Les bonnes et mauvaises primaires

L'appel à une primaire de toute la gauche, lancé par des politiques, des artistes et des intellectuels, pose de nombreuses questions sur l'intérêt démocratique d'une telle pratique.

Vous n'aurez pas pu le rater cet appel, diffusé en continu sur tous les médias durant des jours, puis faisant l'objet de joutes verbales entre les divers leaders des partis politiques de gauche. A l'initiative de Thomas Piketty et Daniel Cohn-Bendit, entre autres, cet appel à une primaire regroupant toutes les sensibilités de la gauche pour l'élection présidentielle ne fait pourtant pas l'unanimité, loin de là.

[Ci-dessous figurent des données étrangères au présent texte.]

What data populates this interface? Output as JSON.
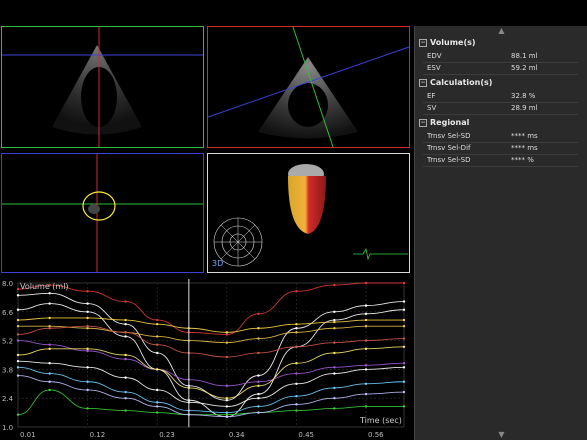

Le principe de la primaire est de permettre un acte démocratique supplémentaire lors d'une élection (présidentielle essentiellement, du fait du nombre plus limité de candidats) en permettant aux adhérents ou sympathisants d'un parti (voire à toute la population comme au USA) de choisir la personnalité politique qui représentera le dit parti lors de l'élection. Elle a pour objectif d'envoyer aux oubliettes les pratiques opaques internes aux partis dans la désignation de leur candidat.

Dans cette version, la primaire est indéniablement un gros plus démocratique. Elle permet d'abord de présenter au suffrage des candidats qui n'auraient pas pu le faire le cas échéant, et ensuite de médiatiser les différents courants idéologiques au sein d'un parti politique et de désigner celui qui est majoritaire au travers du candidat qui le représente. On l'a vu lors de la primaire du Parti Socialiste pour la présidentielle de 2012 avec un débat d'idée finalement assez intéressant et la désignation d'un candidat qui a pu, dès lors, bénéficier d'un soutien sans faille de tout son parti, y compris de ceux qui défendaient une politique assez différenciée. Et on a vu aussi que le principe représentait potentiellement un atout pour l'élection. Ça n'a d’ailleurs pas échappé à la droite qui, voyant le bénéfice électoral, n'a que très peu hésité à mettre en place sa propre primaire.

Mais on le voit, cette primaire est très logiquement interne à un parti (ou, éventuellement, plusieurs partis habitués à fusionner et partageant un programme politique identique). Hors, l'appel lancé le mois dernier pour la gauche est d'une toute autre logique. La démarche, cette fois-ci, tente de regrouper dans une primaire l'intégralité des candidats potentiels de la gauche, idéalement de Macron à Besancenot, soit à peu près ce qui se fait de plus opposé en terme de vision politique et économique.

Contrairement à la primaire interne à un parti qui ajoute une couche de démocratie à une élection présidentielle en prônant une sélection entre des candidats qui n'aurait pas pu se présenter, la primaire globale de la gauche soustrait une couche de démocratie en empêchant que le débat politique se fasse à gauche lors de la campagne présidentielle et que les électeurs (bien plus nombreux à l'élection qu'à la primaire) aient un choix complet lors du premier tour. De plus, il s'agirait ici de désigner un candidat sur la base d'un projet politique qui ne pourrait en aucun cas être partagé.

En outre, même si le débat d'idée peut avoir lieu lors de la campagne d'une élection primaire, personne ne peut contester que sa médiatisation serait infiniment plus faible que lors de la campagne présidentielle elle même. Il en découlerait une perte importante du potentiel de présentation des divers programmes envers la population, et ceci d'autant plus si la primaire est organisée par un seul des partis qui ferait tout son possible pour mettre en avant ses candidats (voire son préféré) au détriment des autres. Et ne parlons pas de la qualité du décompte et de la confiance que pourraient avoir les candidats si il était mené par les seuls membres du parti organisateur.

La primaire est un outil interne à un parti et doit le rester pour conserver son intérêt démocratique. Dans le cas contraire, il s'agit ni plus ni moins d'un rapt démocratique qui consiste à soustraire des candidats légitimes à une élection pour le seul intérêt du parti le plus important électoralement. Dans cet appel, on voit très bien qu'il s'agit d'une tentative désespérée du Parti Socialiste d'éviter une déroute électorale de l’acabit de celle de 2002, et de rien d'autre. Après avoir craché sur les valeurs de la gauche depuis 2012, le voilà en train d'essayer d'étouffer un peu plus les propositions des partis qui tentent, contre vents et marées, de rappeler ce que sont ces valeurs.